Honestly, I would say that you can divide melee weapons into three distinct categories. Balanced, unbalanced, long... Balanced being swords and things that work around being made with balance and finesse in mind. This would include things like katana, wakizashi, and most shorter bladed weapons. Unbalanced is stuff like axes and hammers with the zanbato maybe. Long is anything that isn't really unbalanced but do to length would require a distinctly different style and grip when wielded. Things like the naginata, bo, and yari.

That's exactly how the rules for the RPG Arcanis handles its weapon skills. In that system it works great. But there are a lot more skill points tossed around there (and ranks top out around 18+) I love the Arcanis rules system. But I don't think it translates directly to 5E Rokugan. I think splitting MA Melee into three or more skills in Rokugan 5E is more trouble than it's worth.

I would be wary of splitting up different melee weapons into their own categories. It's true that under this system a well trained samurai can fight equally well with a sword, a spear and a giant hammer. In general skirmish, or in a duel. That might not be totally realistic. But I happen to teach kids martial arts in real life, and my own training includes some weapon forms. I absolutely believe that there is some overlap between training unarmed and training with weapons. And from different types of weapons. I believe potentially having a bunch of ranks in one area (say swords) but nothing anywhere else (fists, spears, etc) is also unrealistic.

I think what I hear behind your concern is that "the samurai will all look and fight the same way"... and so far I don't think that's an issue in 5E Rokugan. But i do think you are opening up a can of worms and making a lot of work for yourself. I suspect that the conversion will be more difficult to balance than just adding an extra XP point at the end of each adventure. Still its your game.

At least Martial Arts (Melee) is one of the most useful (if not THE most useful) skill to have in 5E Rokugan. Aesthetics? Not so much.
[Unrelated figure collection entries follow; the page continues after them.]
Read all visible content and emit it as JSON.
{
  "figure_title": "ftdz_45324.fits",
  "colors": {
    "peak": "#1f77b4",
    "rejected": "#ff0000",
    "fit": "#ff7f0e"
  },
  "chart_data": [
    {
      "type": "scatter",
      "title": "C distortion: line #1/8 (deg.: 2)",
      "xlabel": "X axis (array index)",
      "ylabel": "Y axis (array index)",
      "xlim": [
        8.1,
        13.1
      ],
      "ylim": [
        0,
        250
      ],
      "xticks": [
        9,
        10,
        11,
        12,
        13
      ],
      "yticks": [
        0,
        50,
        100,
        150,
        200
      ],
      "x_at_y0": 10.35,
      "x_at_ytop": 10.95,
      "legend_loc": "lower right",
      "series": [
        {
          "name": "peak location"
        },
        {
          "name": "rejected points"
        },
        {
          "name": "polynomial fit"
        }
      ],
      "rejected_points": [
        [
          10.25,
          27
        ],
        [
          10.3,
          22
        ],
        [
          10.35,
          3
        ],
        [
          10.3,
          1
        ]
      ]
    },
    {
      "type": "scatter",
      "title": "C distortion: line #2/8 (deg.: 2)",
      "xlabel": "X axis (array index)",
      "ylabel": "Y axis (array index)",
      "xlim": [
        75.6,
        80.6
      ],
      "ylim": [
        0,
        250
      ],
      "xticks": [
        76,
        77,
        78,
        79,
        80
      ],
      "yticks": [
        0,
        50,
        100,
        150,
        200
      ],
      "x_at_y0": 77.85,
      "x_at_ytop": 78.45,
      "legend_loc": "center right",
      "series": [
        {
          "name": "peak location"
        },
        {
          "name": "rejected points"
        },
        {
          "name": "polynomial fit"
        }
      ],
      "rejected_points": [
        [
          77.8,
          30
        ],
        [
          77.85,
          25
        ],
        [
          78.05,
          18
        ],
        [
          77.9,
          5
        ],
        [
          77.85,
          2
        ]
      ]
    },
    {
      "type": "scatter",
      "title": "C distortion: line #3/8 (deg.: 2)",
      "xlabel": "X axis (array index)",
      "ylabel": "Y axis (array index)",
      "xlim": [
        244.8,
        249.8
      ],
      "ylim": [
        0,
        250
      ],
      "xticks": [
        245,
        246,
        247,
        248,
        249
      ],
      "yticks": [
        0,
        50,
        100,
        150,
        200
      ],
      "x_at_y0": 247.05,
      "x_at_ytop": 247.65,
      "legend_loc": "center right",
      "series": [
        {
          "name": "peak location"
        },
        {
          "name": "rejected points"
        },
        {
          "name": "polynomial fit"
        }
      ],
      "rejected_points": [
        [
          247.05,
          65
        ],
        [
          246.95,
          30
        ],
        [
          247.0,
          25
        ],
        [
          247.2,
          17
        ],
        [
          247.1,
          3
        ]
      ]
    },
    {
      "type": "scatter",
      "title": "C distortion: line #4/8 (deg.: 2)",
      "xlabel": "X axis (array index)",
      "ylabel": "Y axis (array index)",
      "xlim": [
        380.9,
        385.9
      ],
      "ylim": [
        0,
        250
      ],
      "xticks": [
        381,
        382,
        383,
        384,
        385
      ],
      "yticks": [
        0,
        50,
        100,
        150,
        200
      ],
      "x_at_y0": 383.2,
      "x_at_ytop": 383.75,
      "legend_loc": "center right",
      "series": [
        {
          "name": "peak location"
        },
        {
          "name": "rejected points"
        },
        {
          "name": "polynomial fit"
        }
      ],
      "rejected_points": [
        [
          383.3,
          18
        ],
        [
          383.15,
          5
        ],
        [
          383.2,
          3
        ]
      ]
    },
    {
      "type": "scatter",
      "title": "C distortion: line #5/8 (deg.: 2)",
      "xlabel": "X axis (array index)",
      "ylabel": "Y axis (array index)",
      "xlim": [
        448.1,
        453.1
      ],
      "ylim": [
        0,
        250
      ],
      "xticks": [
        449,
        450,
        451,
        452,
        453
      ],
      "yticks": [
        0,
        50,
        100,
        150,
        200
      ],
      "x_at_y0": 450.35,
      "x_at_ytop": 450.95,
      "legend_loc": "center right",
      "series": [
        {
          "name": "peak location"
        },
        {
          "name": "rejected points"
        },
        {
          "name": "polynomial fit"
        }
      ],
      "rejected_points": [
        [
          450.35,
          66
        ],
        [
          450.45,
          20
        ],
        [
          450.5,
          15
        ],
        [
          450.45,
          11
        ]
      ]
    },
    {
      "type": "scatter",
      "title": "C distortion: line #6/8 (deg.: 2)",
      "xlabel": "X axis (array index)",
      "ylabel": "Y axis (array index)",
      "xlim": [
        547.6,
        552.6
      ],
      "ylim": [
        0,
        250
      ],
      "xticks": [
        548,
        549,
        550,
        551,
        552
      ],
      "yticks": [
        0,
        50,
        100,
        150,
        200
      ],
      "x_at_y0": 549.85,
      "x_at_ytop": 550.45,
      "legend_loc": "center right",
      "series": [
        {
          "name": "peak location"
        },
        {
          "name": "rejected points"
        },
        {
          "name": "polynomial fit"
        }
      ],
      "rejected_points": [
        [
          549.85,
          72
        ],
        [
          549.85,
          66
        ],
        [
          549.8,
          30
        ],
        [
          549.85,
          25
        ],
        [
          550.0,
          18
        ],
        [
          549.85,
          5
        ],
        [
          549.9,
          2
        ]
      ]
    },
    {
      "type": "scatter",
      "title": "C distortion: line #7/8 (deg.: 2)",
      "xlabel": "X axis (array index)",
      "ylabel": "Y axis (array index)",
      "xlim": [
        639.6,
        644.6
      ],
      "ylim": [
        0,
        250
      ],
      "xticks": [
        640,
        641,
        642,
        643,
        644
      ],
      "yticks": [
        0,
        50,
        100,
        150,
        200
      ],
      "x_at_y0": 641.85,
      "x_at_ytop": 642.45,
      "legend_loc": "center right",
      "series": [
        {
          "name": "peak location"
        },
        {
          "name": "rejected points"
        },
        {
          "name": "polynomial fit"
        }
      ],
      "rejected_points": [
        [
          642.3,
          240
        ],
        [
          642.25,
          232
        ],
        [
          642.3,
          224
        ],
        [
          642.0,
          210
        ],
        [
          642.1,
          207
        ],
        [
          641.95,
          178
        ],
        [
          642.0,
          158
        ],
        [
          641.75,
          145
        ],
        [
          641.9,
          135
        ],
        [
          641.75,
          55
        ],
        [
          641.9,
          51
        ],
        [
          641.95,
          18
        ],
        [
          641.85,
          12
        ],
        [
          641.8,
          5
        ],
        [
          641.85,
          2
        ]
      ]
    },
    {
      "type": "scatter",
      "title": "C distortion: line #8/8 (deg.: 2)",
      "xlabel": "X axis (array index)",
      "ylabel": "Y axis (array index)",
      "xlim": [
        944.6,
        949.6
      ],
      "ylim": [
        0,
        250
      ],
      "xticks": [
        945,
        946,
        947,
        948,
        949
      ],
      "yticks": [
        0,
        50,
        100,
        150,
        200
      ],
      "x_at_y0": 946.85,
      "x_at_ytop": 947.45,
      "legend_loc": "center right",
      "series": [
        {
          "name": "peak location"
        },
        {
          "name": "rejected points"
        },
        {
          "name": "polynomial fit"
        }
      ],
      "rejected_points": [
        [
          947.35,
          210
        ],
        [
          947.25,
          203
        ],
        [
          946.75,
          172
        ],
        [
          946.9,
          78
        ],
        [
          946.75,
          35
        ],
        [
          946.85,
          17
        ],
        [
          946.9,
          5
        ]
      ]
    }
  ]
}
I don't think you are going to be overburdened by players with many ranks in Aesthetics abusing their artistic creation and appreciation abilities. Especially if two of them have some munkin-y leanings. It's possible none of your players will have any ranks in aesthetics at start. While I think splitting up Melee will generate headaches for you, I think splitting up Aesthetics is pointless.

My opinions. Good luck with your game!

One split that would probably work well is to divide Courtesy into two... in a more “social” scenario, this skill is really getting a lot of use: trying to be polite or to insult subtly; to make your case or just to introduce yourself properly; offering a gift and basically pretty much anything that involves speaking without pulling your rank or intimidating your way around... Having, for example, Etiquette spliced out can make sense.

I'm tempted to split Courtesy into Politeness and Sincerity... but I don't like the nerfing and the rejiggering that the schools would need.

I'd rather have a 3rd category of thing — call it a specialization — that is as narrow as the subskills, but does something different...

I'm thinking two possibilities:

  • Convert level black dice to white dice
  • pre-rolled black die showing opportunity.